McDonald goes into fine but not overbearing detail setting the scenes,
integrating the city as vibrant background into the experiences of the
characters and their histories. The
research obvious, Turkey’s heritage is woven into the story in a way few
writers of sci-fi these days take the time to do. At the crossroads of Europe and Asia—some of
the oldest and most sought after territory in human history—McDonald makes good
use of the setting, much to the reader’s benefit.

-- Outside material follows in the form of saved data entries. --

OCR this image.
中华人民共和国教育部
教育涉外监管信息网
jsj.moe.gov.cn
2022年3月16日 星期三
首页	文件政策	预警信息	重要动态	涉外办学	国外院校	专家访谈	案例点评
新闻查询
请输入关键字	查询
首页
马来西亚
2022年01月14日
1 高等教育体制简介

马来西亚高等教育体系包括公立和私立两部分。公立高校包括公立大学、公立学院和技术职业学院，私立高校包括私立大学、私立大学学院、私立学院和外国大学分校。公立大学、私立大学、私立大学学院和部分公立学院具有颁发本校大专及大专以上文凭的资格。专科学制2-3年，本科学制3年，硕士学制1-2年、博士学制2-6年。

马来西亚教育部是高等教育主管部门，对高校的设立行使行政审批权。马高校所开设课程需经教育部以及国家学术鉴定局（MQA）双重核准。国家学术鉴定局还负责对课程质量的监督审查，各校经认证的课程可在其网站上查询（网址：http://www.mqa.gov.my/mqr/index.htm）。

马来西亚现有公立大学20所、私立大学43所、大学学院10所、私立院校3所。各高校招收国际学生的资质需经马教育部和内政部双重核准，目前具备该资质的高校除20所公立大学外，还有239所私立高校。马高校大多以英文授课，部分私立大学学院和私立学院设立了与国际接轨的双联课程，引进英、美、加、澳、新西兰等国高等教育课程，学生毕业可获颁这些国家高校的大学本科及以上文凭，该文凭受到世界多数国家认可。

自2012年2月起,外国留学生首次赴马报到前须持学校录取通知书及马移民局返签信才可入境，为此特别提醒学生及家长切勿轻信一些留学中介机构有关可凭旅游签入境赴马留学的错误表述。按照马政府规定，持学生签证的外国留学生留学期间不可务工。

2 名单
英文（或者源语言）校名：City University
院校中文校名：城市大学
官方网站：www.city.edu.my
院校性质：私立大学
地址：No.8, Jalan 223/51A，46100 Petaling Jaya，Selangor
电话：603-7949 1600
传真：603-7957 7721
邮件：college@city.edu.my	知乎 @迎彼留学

Taking the past and present and twisting
ever so slightly to make a future, a wholly plausible version of Istanbul circa
2027 is constructed by McDonald. The
different evolutions of nanotech, for example: Can’s robot, the swarm bots
employed by the police, the use of nanotech in inhalant drugs—both legal and
illegal—is presented in a realistic fashion no author I’ve yet to encounter has
been able, including Stephenson in The Diamond Age. The final extrapolation
McDonald performs with nano (the one left to our imaginations) and its
potential cohabitation with our bodies is just mind-boggling. That the author also ties nanotech to the
miniatures and intricacies of Orthodox, Muslim, Jannish, Hindu, and other
religious objects, imagery, statuaries, and totems is, however, the icing on
the literary cake. Paralleling
ideologies contemporary and pagan with nano, in addition the intricacies of
inter-cultural issues (the troubles integrating Kurds into Turkish society and
silent malice towards the Greeks), McDonald is on top of his game in presenting
a near-future reality that keeps its feet firmly planted in the variety of life
and behavior on Earth today while introducing the potential technology and its
effects for tomorrow.
There are, however, numerous moments
that make The Dervish House feel like
McDonald was trying to back away from the presentation of his more singular style
and write a mainstream novel. Toning
down his prose from the literary pyrotechnics of Hearts, Hands, and Voices and the vivid, visual pacing of River of Gods, The Dervish
House is more evenly paced and readily comprehensible; rather than allusion
and metaphor, meaning is most often stated directly. Along with a style that effectively repeats
words and phrases for emphasis, McDonald also utilizes a few well-worn plot
devices. The hunt Ayse goes on will be
familiar to fans of Indiana Jones, as
will her husband’s wheeling and dealing to net the sweetest deal to any person
familiar with stories of golden boys on the stock exchange. The outcomes of these two sub-stories
likewise strain the limits of believability, as well as draw questions about
their overall relevance to the plot. It
should clearly be stated, however, that McDonald presents these rather clichéd
elements in his own voice, making them at least bearable. Given his track record with critics compared
to popular opinion, writing a story more accessible without sacrificing heart
can be forgiven.
In the end, The Dervish House is a continuation of McDonald’s run at writing
books that are lyrically mature, sci-fi in scope, and socio-culturally relevant
in detail. Though more readily accessible
given the style in which it is written, the underlying cultural and technical
issues remain complex and pertinent.
Leyla and the nanotech she and her partners peddle is a
thought-provoking possibility, while the shadowy group Necdet encounters make
the import of the scientific advancement all the more scary. McDonald seeming to rein himself in, The Dervish House is less evocative than
River of Gods or Necroville,
but the backdrop of the Istanbul, the history of Turkey, and the
interrelationship of economics and advanced technology as presented through the
lives of the six characters is explored in entertaining and interesting
detail. It goes without saying, if you
enjoyed McDonald’s other work, it’s difficult for The Dervish House to disappoint.